The above described H.sub.2 S removal and sulfur recovery system and similar systems for the selective removal of H.sub.2 S from gases that contain H.sub.2 S and CO.sub.2, and possibly one or more other components, are well-known. The selectivity of such systems is based on differences in absorption velocity of H.sub.2 S and CO.sub.2 and is ensured by reducing to a sufficient extent the contact time between the gas and the absorbent solution. The flexibility of such processes is very limited, however. When the feed gas flow rate or throughput decreases in a given absorption system, the contact or residence time immediately increases with a consequent lowering of the selectivity because the absorption process moves in the direction of equilibrium conditions for the absorption of CO.sub.2 and results in a decreasing H.sub.2 S:CO.sub.2 absorption ratio. Upon desorption, the increased CO.sub.2 content of the desorbed gas stream may reach such a concentration that it dilutes the H.sub.2 S-SO.sub.2 combustion mixture to a degree such that the Claus plant becomes inoperative.
In a coking operation, for example, the COG flow from the coke ovens will often vary below the maximum COG flow for which the absorption system was designed. As coke oven batteries are shut down or coking rates are reduced, the COG flow to the absorber may quickly be reduced to such a level as to interfere with the subsequent Claus process. The flow rate of COG or any H.sub.2 S and CO.sub.2 containing gas at which this problem arises in relation to the maximum gas flow rate which the absorption system was designed to treat can be termed the critical feed gas flow rate.
Although the liquid absorbent flow rate as a practice is proportioned to the gas flow rate, the liquid absorbent flow rate cannot be significantly varied with the hope of altering the contact time between the gas and the absorbent solution because the packing or bubble-cap trays within the absorption column are designed to permit a limited range of liquid flow rate through the column as are the pumps and piping. Moreover, the gas flow rate through the absorption volume, which flow determines the gas residence time, is the principal factor affecting contact time, not the absorbent flow. Regardless of how fast the absorbent solution is passing through the absorption volume, the gas stream from which H.sub.2 S is to be removed will have a particular residence time in the absorption volume dependent upon the rate of the gas flowing through the absorption volume. During the time the gas is within the absorption volume it is contacting absorbent solution. Since the COG flow changes with the varying coke production requirements and whatever COG that is produced must be treated when produced, controlling the residence time by controlling the flow rate of the COG is impossible.

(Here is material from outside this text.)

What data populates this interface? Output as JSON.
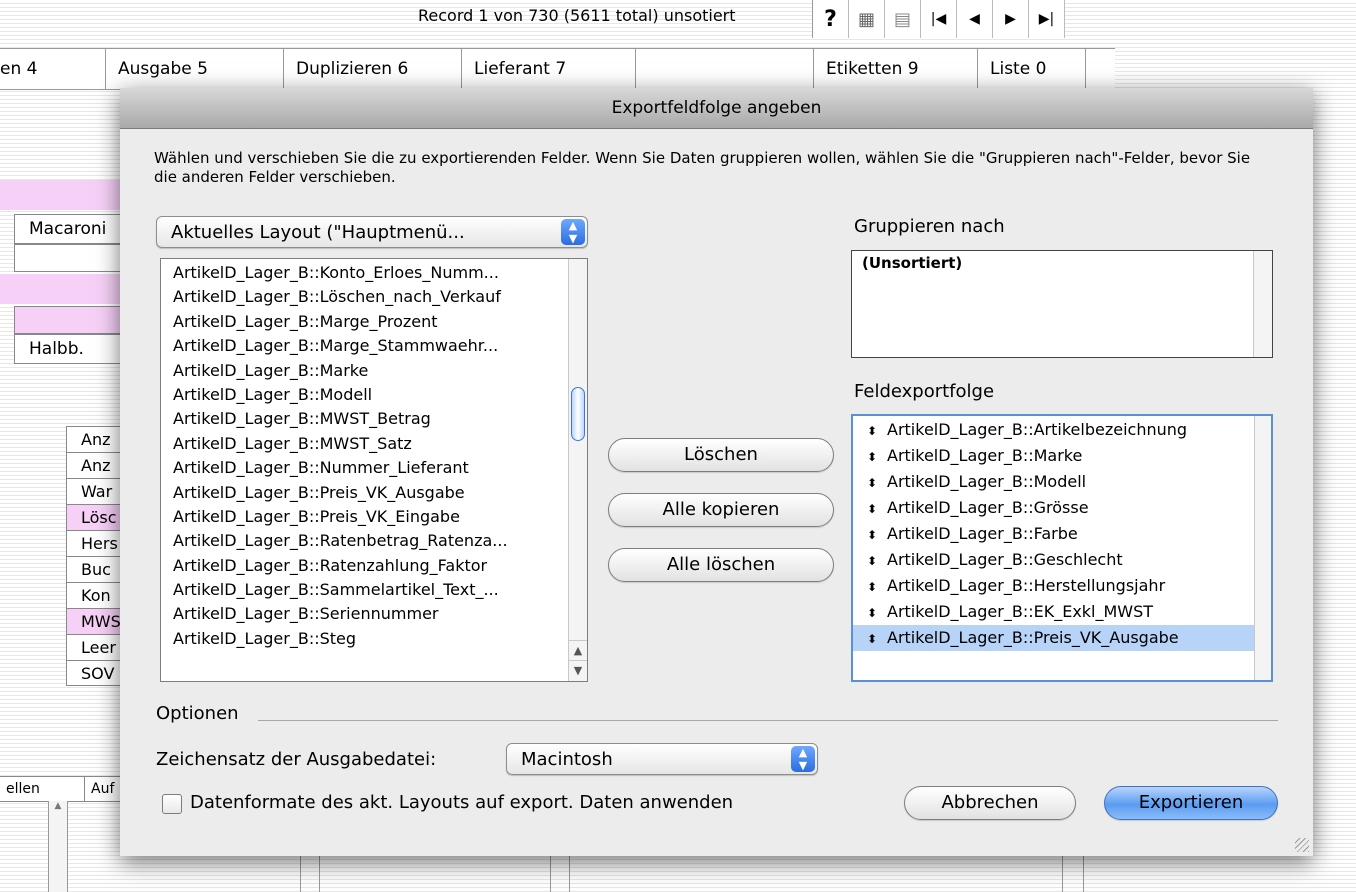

Accordingly, there is a need to selectively remove a gaseous component from a gas stream having a variable flow rate by absorption into an absorbent solution which also absorbs another gaseous component of the gas stream but at a different rate of absorption. Particularly, there is a need to selectively absorb H.sub.2 S with an absorbent solution from a gas stream having a variable flow rate and containing H.sub.2 S and CO.sub.2 so as to maintain or control the relative concentration of H.sub.2 S and CO.sub.2 in the absorbent solution. More particularly, there is a need to maintain the concentration of H.sub.2 S in the acid gas stream derived from the treatment of COG so that a downstream Claus plant will not become inoperative when the COG flow rate significantly decreases.